Monday, September 8, 2014

Inadvertent Theseus: A Midsummer Night's Dream @ Shakespeare & Co


photo Kevin Sprague
Shakespeare & Company’s production of A Midsummer Night’s Dream, directed by Tony Simotes, placed the action in the Jazz Age of the mythical land of Nawlins, on a thrust stage overhung by twisting branches, gas streetlamps, and spanish moss.

Theseus (Rocco Sisto), having long since ditched Ariadne on Naxos and assumed the Dukedom of Athens, appeared in a crisp white suit, in the company of Hippolyta (Merritt Janson), his jazz singer and erstwhile Queen of the Amazons conquest.

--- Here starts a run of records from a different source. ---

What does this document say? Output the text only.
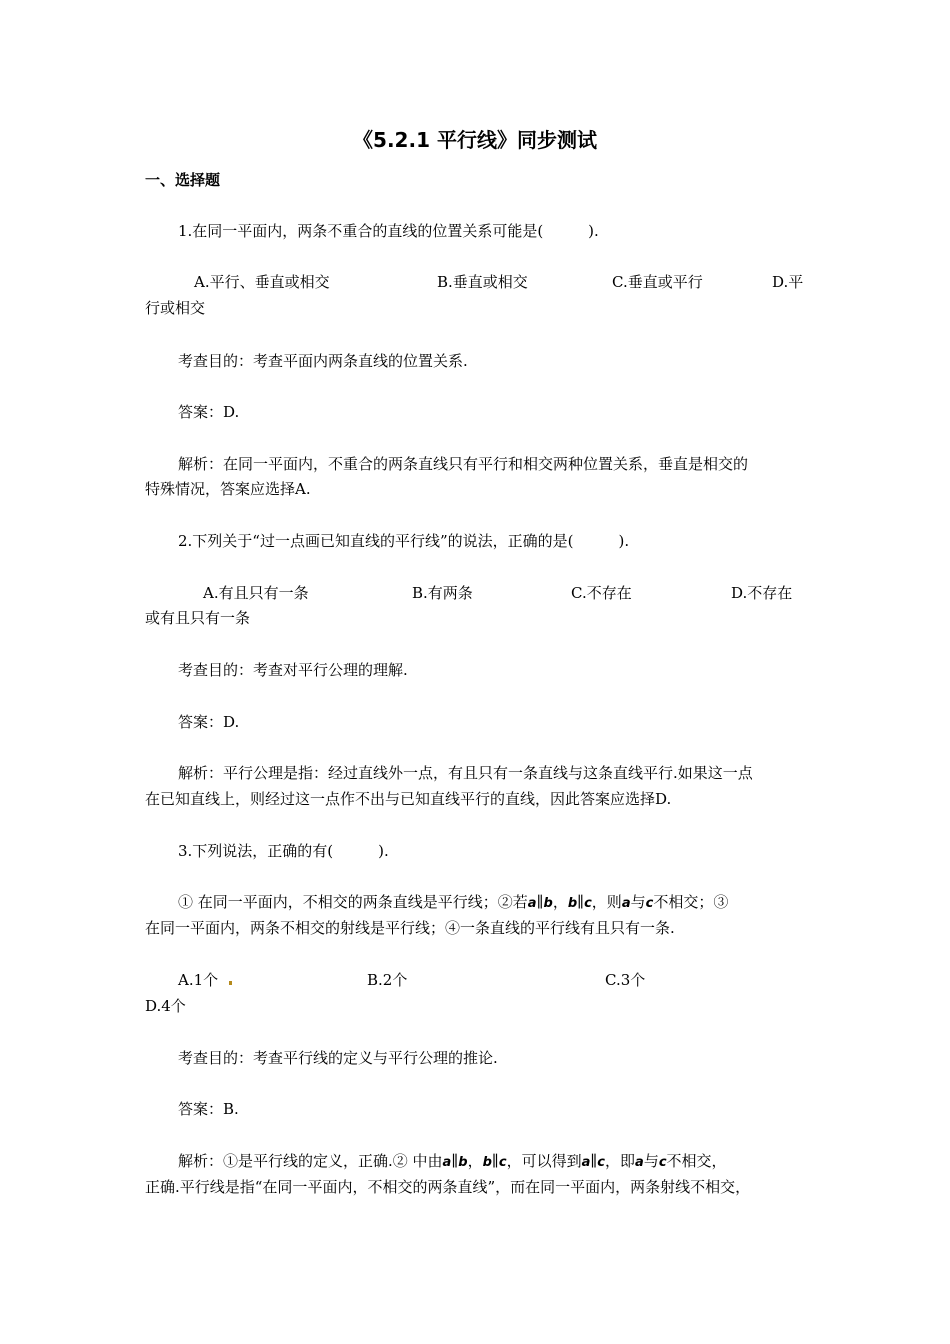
《5.2.1 平行线》同步测试
一、选择题
1.在同一平面内，两条不重合的直线的位置关系可能是(　　　).
A.平行、垂直或相交	B.垂直或相交	C.垂直或平行	D.平
行或相交
考查目的：考查平面内两条直线的位置关系.
答案：D.
解析：在同一平面内，不重合的两条直线只有平行和相交两种位置关系，垂直是相交的
特殊情况，答案应选择A.
2.下列关于“过一点画已知直线的平行线”的说法，正确的是(　　　).
A.有且只有一条	B.有两条	C.不存在	D.不存在
或有且只有一条
考查目的：考查对平行公理的理解.
答案：D.
解析：平行公理是指：经过直线外一点，有且只有一条直线与这条直线平行.如果这一点
在已知直线上，则经过这一点作不出与已知直线平行的直线，因此答案应选择D.
3.下列说法，正确的有(　　　).
① 在同一平面内，不相交的两条直线是平行线；②若a∥b，b∥c，则a与c不相交；③
在同一平面内，两条不相交的射线是平行线；④一条直线的平行线有且只有一条.
A.1个	B.2个	C.3个
D.4个
考查目的：考查平行线的定义与平行公理的推论.
答案：B.
解析：①是平行线的定义，正确.② 中由a∥b，b∥c，可以得到a∥c，即a与c不相交，
正确.平行线是指“在同一平面内，不相交的两条直线”，而在同一平面内，两条射线不相交，
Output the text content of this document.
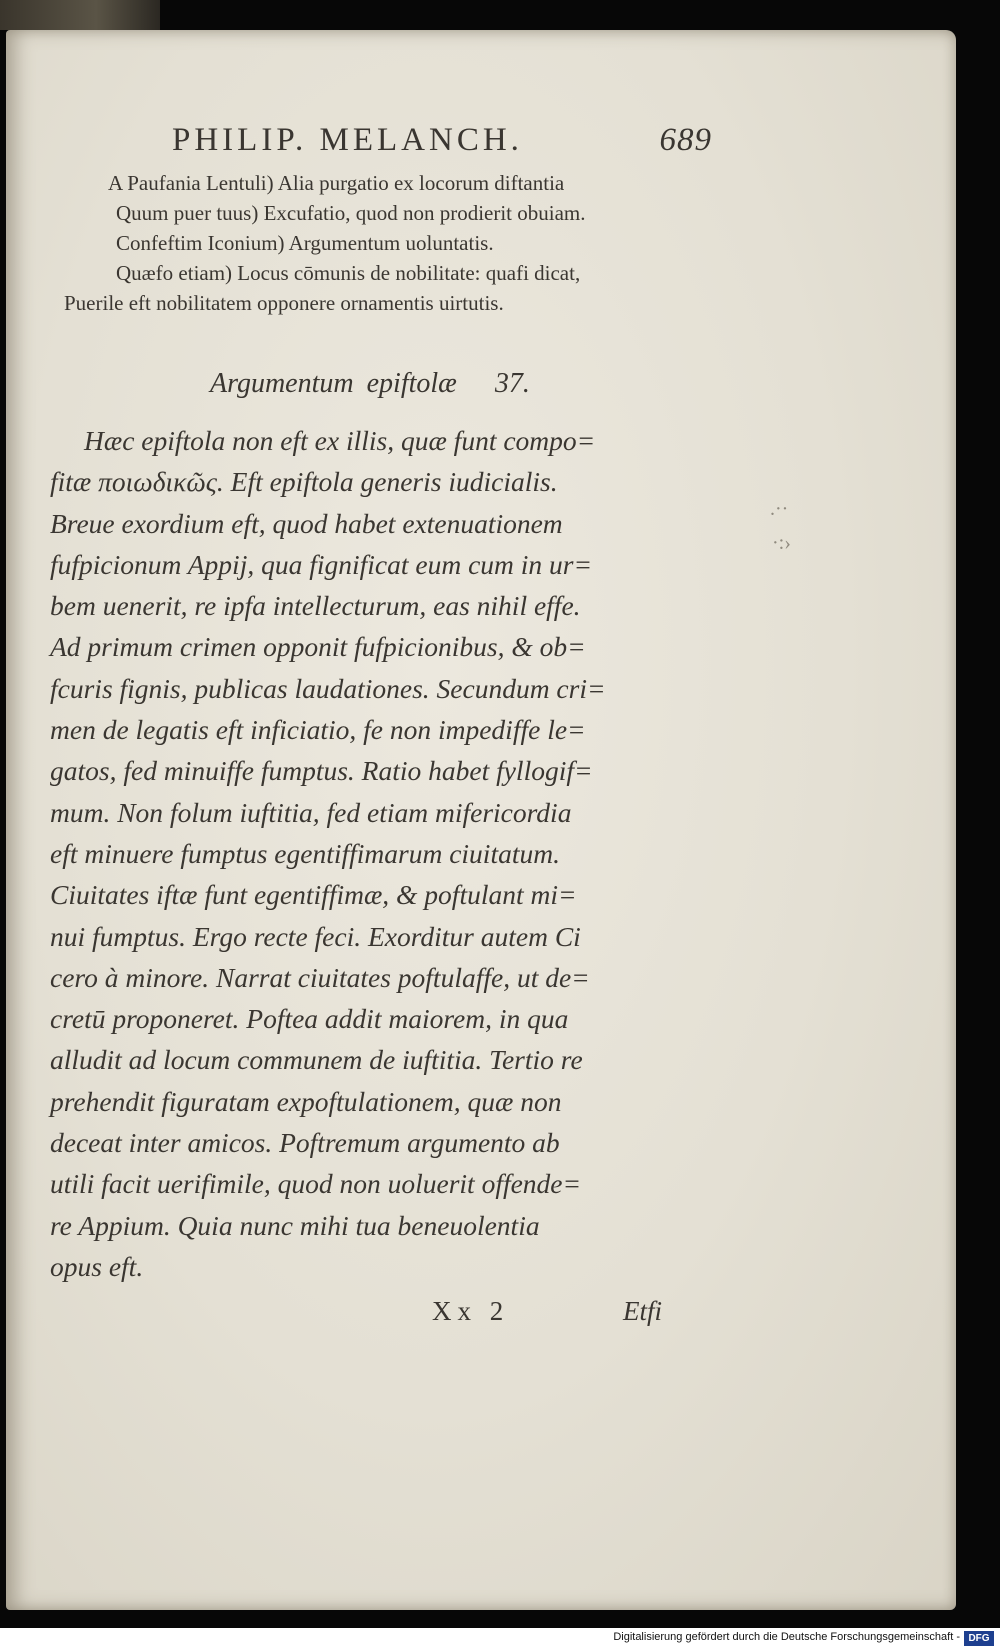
PHILIP. MELANCH.	689
A Paufania Lentuli) Alia purgatio ex locorum diftantia
Quum puer tuus) Excufatio, quod non prodierit obuiam.
Confeftim Iconium) Argumentum uoluntatis.
Quæfo etiam) Locus cōmunis de nobilitate: quafi dicat,
Puerile eft nobilitatem opponere ornamentis uirtutis.
Argumentum epiftolæ 37.
Hæc epiftola non eft ex illis, quæ funt compo=
fitæ ποιωδικῶς. Eft epiftola generis iudicialis.
Breue exordium eft, quod habet extenuationem
fufpicionum Appij, qua fignificat eum cum in ur=
bem uenerit, re ipfa intellecturum, eas nihil effe.
Ad primum crimen opponit fufpicionibus, & ob=
fcuris fignis, publicas laudationes. Secundum cri=
men de legatis eft inficiatio, fe non impediffe le=
gatos, fed minuiffe fumptus. Ratio habet fyllogif=
mum. Non folum iuftitia, fed etiam mifericordia
eft minuere fumptus egentiffimarum ciuitatum.
Ciuitates iftæ funt egentiffimæ, & poftulant mi=
nui fumptus. Ergo recte feci. Exorditur autem Ci
cero à minore. Narrat ciuitates poftulaffe, ut de=
cretū proponeret. Poftea addit maiorem, in qua
alludit ad locum communem de iuftitia. Tertio re
prehendit figuratam expoftulationem, quæ non
deceat inter amicos. Poftremum argumento ab
utili facit uerifimile, quod non uoluerit offende=
re Appium. Quia nunc mihi tua beneuolentia
opus eft.
.··
·:›
Xx 2	Etfi
Digitalisierung gefördert durch die Deutsche Forschungsgemeinschaft - DFG
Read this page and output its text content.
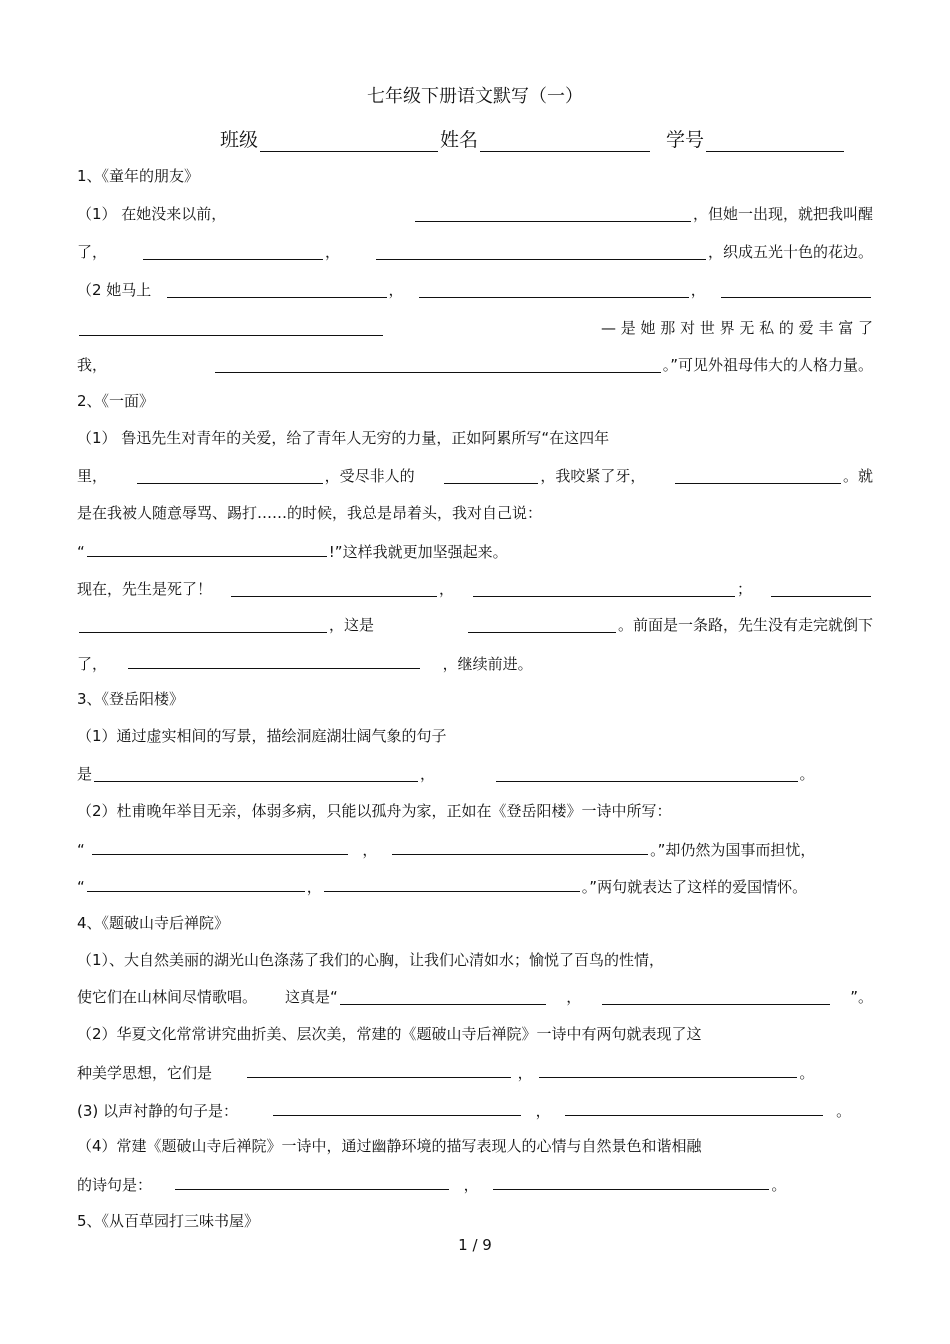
七年级下册语文默写（一）
班级	姓名	学号
1、《童年的朋友》
（1） 在她没来以前，	，但她一出现，就把我叫醒
了，	，	，织成五光十色的花边。
（2 她马上	，	，
— 是 她 那 对 世 界 无 私 的 爱 丰 富 了
我，	。”可见外祖母伟大的人格力量。
2、《一面》
（1） 鲁迅先生对青年的关爱，给了青年人无穷的力量，正如阿累所写“在这四年
里，	，受尽非人的	，我咬紧了牙，	。就
是在我被人随意辱骂、踢打……的时候，我总是昂着头，我对自己说：
“	!”这样我就更加坚强起来。
现在，先生是死了！	，	；
，这是	。前面是一条路，先生没有走完就倒下
了，	，继续前进。
3、《登岳阳楼》
（1）通过虚实相间的写景，描绘洞庭湖壮阔气象的句子
是	，	。
（2）杜甫晚年举目无亲，体弱多病，只能以孤舟为家，正如在《登岳阳楼》一诗中所写：
“	，	。”却仍然为国事而担忧，
“	，	。”两句就表达了这样的爱国情怀。
4、《题破山寺后禅院》
（1）、大自然美丽的湖光山色涤荡了我们的心胸，让我们心清如水；愉悦了百鸟的性情，
使它们在山林间尽情歌唱。 这真是“	，	”。
（2）华夏文化常常讲究曲折美、层次美，常建的《题破山寺后禅院》一诗中有两句就表现了这
种美学思想，它们是	，	。
(3) 以声衬静的句子是：	，	。
（4）常建《题破山寺后禅院》一诗中，通过幽静环境的描写表现人的心情与自然景色和谐相融
的诗句是：	，	。
5、《从百草园打三味书屋》
1 / 9
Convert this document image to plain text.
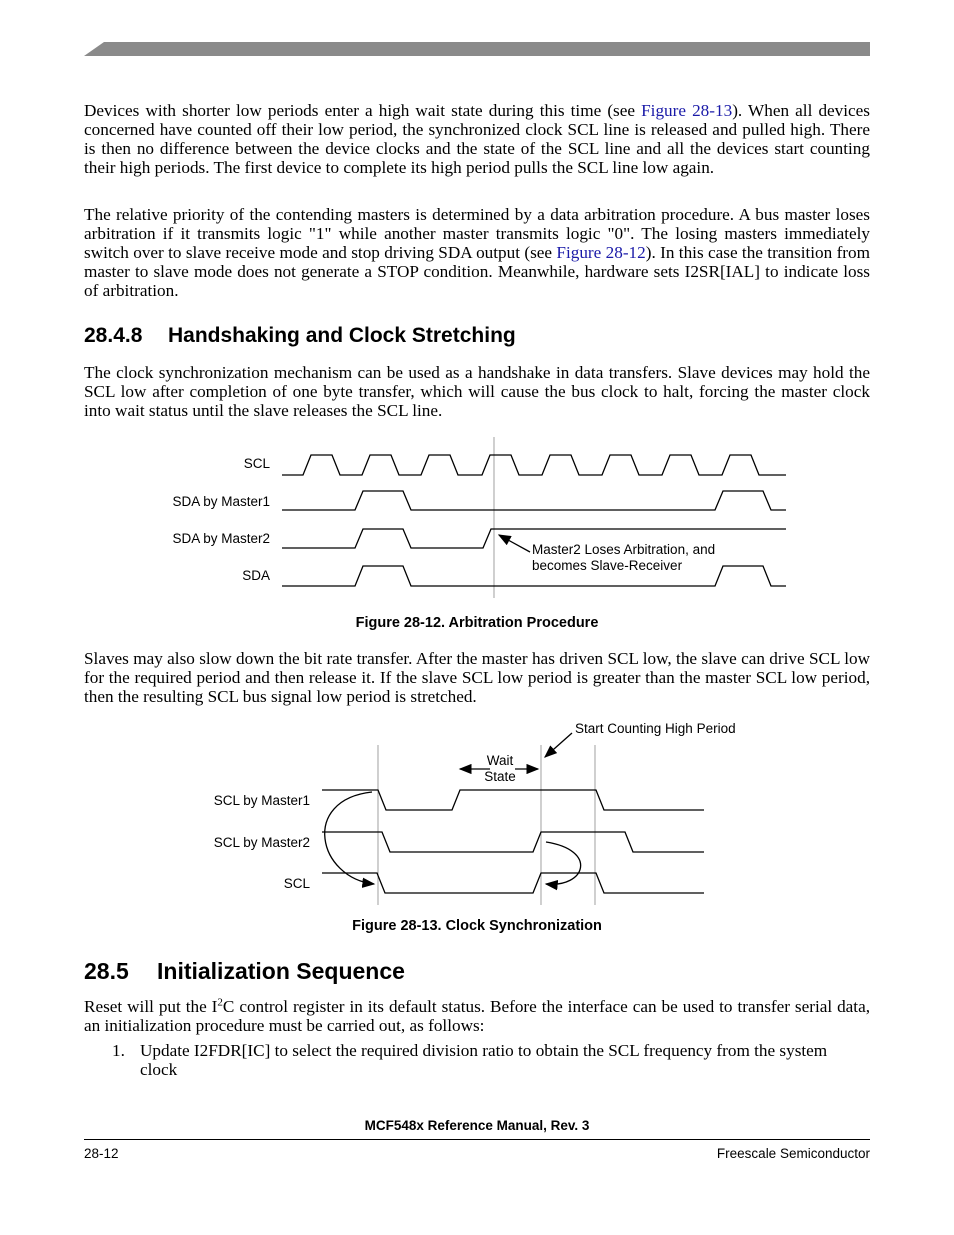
Devices with shorter low periods enter a high wait state during this time (see Figure 28-13). When all devices concerned have counted off their low period, the synchronized clock SCL line is released and pulled high. There is then no difference between the device clocks and the state of the SCL line and all the devices start counting their high periods. The first device to complete its high period pulls the SCL line low again.
The relative priority of the contending masters is determined by a data arbitration procedure. A bus master loses arbitration if it transmits logic "1" while another master transmits logic "0". The losing masters immediately switch over to slave receive mode and stop driving SDA output (see Figure 28-12). In this case the transition from master to slave mode does not generate a STOP condition. Meanwhile, hardware sets I2SR[IAL] to indicate loss of arbitration.
28.4.8 Handshaking and Clock Stretching
The clock synchronization mechanism can be used as a handshake in data transfers. Slave devices may hold the SCL low after completion of one byte transfer, which will cause the bus clock to halt, forcing the master clock into wait status until the slave releases the SCL line.
SCL
SDA by Master1
SDA by Master2
SDA
Master2 Loses Arbitration, and
becomes Slave-Receiver
Figure 28-12. Arbitration Procedure
Slaves may also slow down the bit rate transfer. After the master has driven SCL low, the slave can drive SCL low for the required period and then release it. If the slave SCL low period is greater than the master SCL low period, then the resulting SCL bus signal low period is stretched.
Start Counting High Period
Wait
State
SCL by Master1
SCL by Master2
SCL
Figure 28-13. Clock Synchronization
28.5 Initialization Sequence
Reset will put the $I^2C$ control register in its default status. Before the interface can be used to transfer serial data, an initialization procedure must be carried out, as follows:
1. Update I2FDR[IC] to select the required division ratio to obtain the SCL frequency from the system clock
MCF548x Reference Manual, Rev. 3
28-12	Freescale Semiconductor
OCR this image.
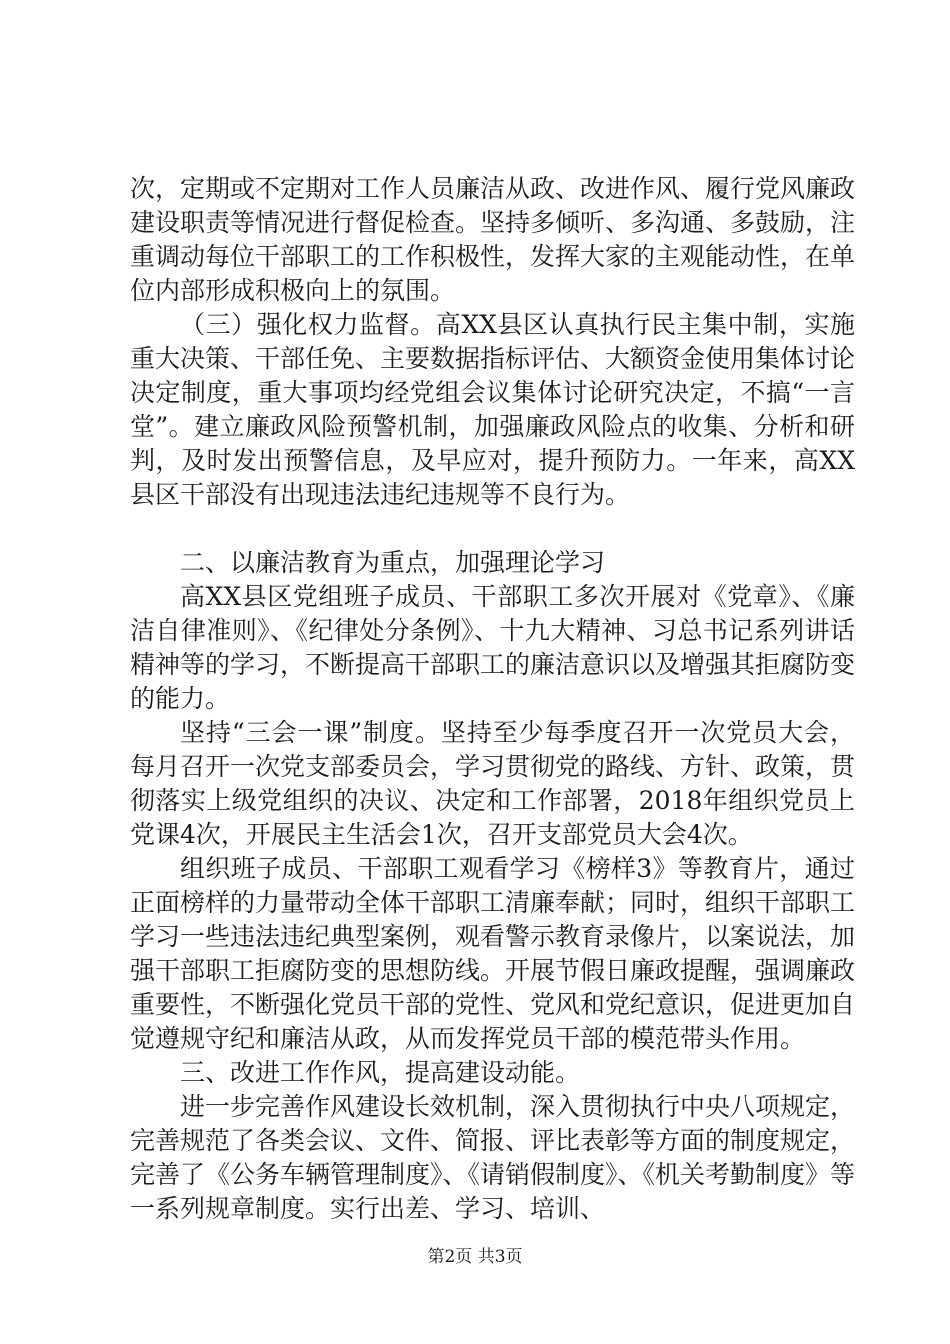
次，定期或不定期对工作人员廉洁从政、改进作风、履行党风廉政建设职责等情况进行督促检查。坚持多倾听、多沟通、多鼓励，注重调动每位干部职工的工作积极性，发挥大家的主观能动性，在单位内部形成积极向上的氛围。

（三）强化权力监督。高XX县区认真执行民主集中制，实施重大决策、干部任免、主要数据指标评估、大额资金使用集体讨论决定制度，重大事项均经党组会议集体讨论研究决定，不搞“一言堂”。建立廉政风险预警机制，加强廉政风险点的收集、分析和研判，及时发出预警信息，及早应对，提升预防力。一年来，高XX县区干部没有出现违法违纪违规等不良行为。

二、以廉洁教育为重点，加强理论学习

高XX县区党组班子成员、干部职工多次开展对《党章》、《廉洁自律准则》、《纪律处分条例》、十九大精神、习总书记系列讲话精神等的学习，不断提高干部职工的廉洁意识以及增强其拒腐防变的能力。

坚持“三会一课”制度。坚持至少每季度召开一次党员大会，每月召开一次党支部委员会，学习贯彻党的路线、方针、政策，贯彻落实上级党组织的决议、决定和工作部署，2018年组织党员上党课4次，开展民主生活会1次，召开支部党员大会4次。

组织班子成员、干部职工观看学习《榜样3》等教育片，通过正面榜样的力量带动全体干部职工清廉奉献；同时，组织干部职工学习一些违法违纪典型案例，观看警示教育录像片，以案说法，加强干部职工拒腐防变的思想防线。开展节假日廉政提醒，强调廉政重要性，不断强化党员干部的党性、党风和党纪意识，促进更加自觉遵规守纪和廉洁从政，从而发挥党员干部的模范带头作用。

三、改进工作作风，提高建设动能。

进一步完善作风建设长效机制，深入贯彻执行中央八项规定，完善规范了各类会议、文件、简报、评比表彰等方面的制度规定，完善了《公务车辆管理制度》、《请销假制度》、《机关考勤制度》等一系列规章制度。实行出差、学习、培训、

第2页 共3页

Egeus (Annette Miller) was a Lady straight off the Southern Families register, in high dudgeon over her daughter Hermia’s refusal to marry the young squire of her mother’s choosing.  You know the story: Hermia loves Lysander and not Demetrius, but rules are rules and custom is custom. Theseus lays down the Law: death or the convent of Artemis. Hippolyta, observing from the margins, was not at all down with this. Shakespeare leaves her speechless. Here she seized that speechlessness to represent her rage.


Oberon, Puck photo Kevin Sprague
Simotes went with the option of double-casting Theseus and Hippolyta as Oberon and Titania – the walls between worlds are especially thin in these parts, as any southern gothic vampire will tell you, and trouble in one is like to bleed into the other. If it gets a little warped along the way, it’s the humidity. If Hippolyta has conquered Athens with jazz standards, Titania’s a guitar-slinging Queen of the Fairies. If Theseus seems a little nonplussed at his bride-to-be’s attitude, Oberon is thoroughly bemused by human behavior in general.

But Oberon has his fixer Puck (Michael F Toomey), a speedy and enthusiastic fetcher, goggled and dog-eared -- we might think of him as Muttley to Oberon’s Dastardly. He sported a pooka’s tricked-out utilikilt and a carpenter’s belt for holding the items of his dogsbody trade: a notepad (very useful), a staghorn-hilted dagger (useful but unused), a rubber fish (?).

 Quince, Flute photo Kevin Sprague
In the same vein as Professor Longhair’s alternate career as a janitor, the Rude Mechanicals were a group of ageing hipster tradesmen theatricals. Peter Quince (Jonathan Epstein) had a stylish red rug for his old grey head, and a buttery cod-French Quarter accent that put all the emphasis on the end syllables and dragged out or left out much of the rest – “You gon’ fright the DuchESSE!” he insisted. Later Pyramus and Thisbe will talk "through the chaaaank of the waawl.” It totally worked. 

Johnny Lee Davenport, a big presence with a voice to match -- he was a memorable Lord Mayor of London in Richard III a few years back -- had all of Bottom’s requisite, uh, acting skills at his command. (Fortunately he has some of his own as well.) He left no doubt that, should he be called upon, Bottom the Weaver could do all the roles in any lamentable comedy you could name.

Bottom, photo Kevin Sprague
The main crux of the story – the tangled adventures of Hermia (Kelly Galvin), Lysander (David Joseph), Helena (Cloteal L Horne) and Demetrius (Colby Lewis) in the wood – unfolded pretty much the way it always does, with a great deal of slapstick athleticism. Props to the actors for sustaining that level of energy without resorting to antic overkill, and props to the costume department (so to speak) for giving everybody kneepads in the same fabric patterns as their underclothes.


It’s a musical play to begin with, and, as you might imagine, jazz, blues, gospel, etc. were woven all through this production. You entered the theater and found your seats to Taj Mahal. The fairies favored acoustic slide guitar. Act 2 began with a full-cast (and audience) contrapuntal This Little Light of Mine / I’ll Fly Away. There was a band of fiddle, trombone, washboard, and banjo uke – they played an interlude of We’ll Meet Again to eulogize Bottom. In the Mechanical’s play, Lion and Moon got leitmotifs: Pink Panther theme for Lion, Blue Moon for Moon (played on horn kazoo by Peter Quince in the improvised one-man-orchestra pit from which he also acted as slightly frustrated prompter).  Alexander Sovronsky, tripling as music director, band member, and Flute/Thisbe, put together a soundtrack that kept it all rolling.